Friday, 6 May 2016

Will The Real Xi Please Stand Up?


It’s difficult for some to know how to see President Xi Jinping these days. 

One day, he seems to be calling for the need for dissenting voices in the Communist party, and for the counsel of intellectuals to be heard and possibly heeded, even when that advice might not necessarily correspond with the current direction of policy. 

Another day, Xi rails against those within the party who he claims praise capitalism and denigrate socialism, demanding loyalty and discipline, not dialogue with those who may hold different views. 

Will The Real Xi please stand up?

In fact, this is The Real Xi:  a leader preaching salvation through ideology instead of economics; someone who sees party reform as the best and more reliable sort of political reform; and a national manager who believes that while his predecessors were transitional figures for their times, China now needs someone who will be transformational.

In short, The Real Xi is a real leader with real challenges.   

There are two major considerations in that respect.

First, that Xi faces resistance, though not outright organized opposition to his agenda.  It’s not been easy for his visits and speeches to get front-page play in a timely and consistent fashion—one reason why Xi pressed Communist party media a few months back to actually act like it was part of the Party, and why essays since then continue to stress that point.  For example, the speech referenced above that appeared in the most recent issue of Qiushi took place at a meeting this past December—that is, almost a half year ago.  If Xi is all-powerful, why did a major internal speech take so long to surface?

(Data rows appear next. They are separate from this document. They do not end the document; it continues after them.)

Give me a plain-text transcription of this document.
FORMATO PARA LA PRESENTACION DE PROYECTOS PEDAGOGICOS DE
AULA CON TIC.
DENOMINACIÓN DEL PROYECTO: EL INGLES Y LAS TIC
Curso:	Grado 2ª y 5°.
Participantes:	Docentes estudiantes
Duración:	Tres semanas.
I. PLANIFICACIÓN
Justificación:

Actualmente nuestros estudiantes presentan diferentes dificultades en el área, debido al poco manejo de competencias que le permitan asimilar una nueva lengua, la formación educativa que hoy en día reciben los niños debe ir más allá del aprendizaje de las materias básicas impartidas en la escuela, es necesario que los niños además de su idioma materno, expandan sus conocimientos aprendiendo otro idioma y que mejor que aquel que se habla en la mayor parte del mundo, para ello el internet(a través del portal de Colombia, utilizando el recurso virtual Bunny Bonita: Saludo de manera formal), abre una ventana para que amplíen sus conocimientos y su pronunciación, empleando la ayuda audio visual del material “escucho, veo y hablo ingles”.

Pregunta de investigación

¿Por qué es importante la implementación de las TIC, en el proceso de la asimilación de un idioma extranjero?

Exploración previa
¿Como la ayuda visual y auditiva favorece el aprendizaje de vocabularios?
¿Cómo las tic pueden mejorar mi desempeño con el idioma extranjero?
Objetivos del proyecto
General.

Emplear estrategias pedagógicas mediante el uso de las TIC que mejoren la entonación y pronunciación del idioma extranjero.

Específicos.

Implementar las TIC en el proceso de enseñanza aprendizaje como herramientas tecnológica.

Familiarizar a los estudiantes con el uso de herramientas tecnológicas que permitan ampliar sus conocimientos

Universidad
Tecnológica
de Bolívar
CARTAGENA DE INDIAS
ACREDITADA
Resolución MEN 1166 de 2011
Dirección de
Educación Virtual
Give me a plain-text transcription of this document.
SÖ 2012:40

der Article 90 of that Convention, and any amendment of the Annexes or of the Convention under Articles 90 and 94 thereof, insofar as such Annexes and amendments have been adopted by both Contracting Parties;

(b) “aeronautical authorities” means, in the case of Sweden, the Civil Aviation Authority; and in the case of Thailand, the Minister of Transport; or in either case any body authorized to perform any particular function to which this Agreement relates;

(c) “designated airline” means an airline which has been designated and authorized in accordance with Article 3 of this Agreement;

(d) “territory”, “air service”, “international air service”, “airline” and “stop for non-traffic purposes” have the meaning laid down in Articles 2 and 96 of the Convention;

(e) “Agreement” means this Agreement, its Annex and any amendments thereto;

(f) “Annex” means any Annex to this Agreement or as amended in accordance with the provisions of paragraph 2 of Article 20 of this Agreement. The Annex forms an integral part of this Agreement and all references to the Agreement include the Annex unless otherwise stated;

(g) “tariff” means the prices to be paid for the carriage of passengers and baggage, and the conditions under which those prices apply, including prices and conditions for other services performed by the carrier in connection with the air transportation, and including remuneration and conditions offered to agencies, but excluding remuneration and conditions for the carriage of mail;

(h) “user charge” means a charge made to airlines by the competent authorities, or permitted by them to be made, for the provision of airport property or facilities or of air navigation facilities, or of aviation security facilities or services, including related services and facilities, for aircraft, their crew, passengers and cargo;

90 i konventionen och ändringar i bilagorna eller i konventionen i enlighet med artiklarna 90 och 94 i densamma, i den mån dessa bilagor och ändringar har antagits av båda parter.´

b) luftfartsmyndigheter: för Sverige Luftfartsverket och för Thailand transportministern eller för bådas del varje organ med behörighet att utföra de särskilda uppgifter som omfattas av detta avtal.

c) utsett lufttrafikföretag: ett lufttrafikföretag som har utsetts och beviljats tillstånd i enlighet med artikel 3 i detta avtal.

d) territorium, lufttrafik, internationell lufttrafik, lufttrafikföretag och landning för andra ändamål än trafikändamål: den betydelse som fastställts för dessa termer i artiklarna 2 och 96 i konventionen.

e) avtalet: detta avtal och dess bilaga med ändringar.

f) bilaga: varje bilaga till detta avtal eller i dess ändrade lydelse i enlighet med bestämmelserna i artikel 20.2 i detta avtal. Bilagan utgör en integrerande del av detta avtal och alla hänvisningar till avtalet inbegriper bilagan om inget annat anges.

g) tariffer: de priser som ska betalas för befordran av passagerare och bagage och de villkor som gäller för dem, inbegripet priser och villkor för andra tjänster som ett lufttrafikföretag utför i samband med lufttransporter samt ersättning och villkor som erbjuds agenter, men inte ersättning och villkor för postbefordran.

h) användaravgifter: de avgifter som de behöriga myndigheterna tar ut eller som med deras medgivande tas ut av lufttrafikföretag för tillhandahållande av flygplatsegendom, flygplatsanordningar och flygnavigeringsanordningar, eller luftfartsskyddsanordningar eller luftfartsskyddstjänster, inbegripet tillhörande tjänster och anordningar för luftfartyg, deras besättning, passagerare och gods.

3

And there are also a lot of party officials whose personal rice bowls have been broken by Beijing’s anticorruption campaign.  They’re not happy, though many of them have been rendered mute by the same campaign.  They might be angry, but they’re also quarantined. 

But what’s troubling for Xi is that there are at least an equal number of cadres whose careers were created by following the established rules of performance and promotion that existed before Xi came onto the scene.  By hitting out at those who bent the rules in their favor, Xi is undercutting those officials who were good at their jobs, at least as those jobs had been defined before.  That part of the crackdown produces a fair amount of ill will at the upper and middle echelons of government, and creates more than a little indecision at lower levels because cadres aren’t sure what they’re supposed to be doing, only what they’re not. 

And Xi surely knows that’s the downside—which is why he’s been so adamant lately in hitting out at those who would form cliques and factions to oppose his reforms.  Xi isn’t talking about the political environment that he inherited (which is what many observers assume), but the one that he surely realizes that his own efforts have created.  Xi doesn’t like political clans as a rule, but he’s far more concerned with them standing up for the status quo, and therefore in the way of his supporters--supporters who’ve been screaming for social change that’s engineered from above by the Communist party, instead of emerging (or even erupting) from below. 

That’s a tough notion for some outside China to grasp.  That is, that Xi and his allies in the party ranks see their country threatened far more by elements within the party seeking to thwart change, than they fear protests or social upheaval from below. 

What’s actually happening is that Xi and his like-minded comrades want to be in control of the process of changing China, instead of trying to suffocate reform and hope for the best.  That’s why Xi And Friends hit out at anyone who has a different narrative about the type of change China needs to believe in, and do so often with real anger and ardor.  The argument isn’t over what type of reform, but that there should be reform—and to the Communist party at that, not the economy. 

The Real Xi, in other words, is someone who is now moving more carefully, adjusting his strategy to fit the new circumstances that he created.

Which leads to the second consideration: That a major reason why The Real Xi has been so difficult to discern is that Xi Jinping is subverting the narrative of Chinese politics as it’s been taught and passed on by so many Western analysts of Chinese affairs.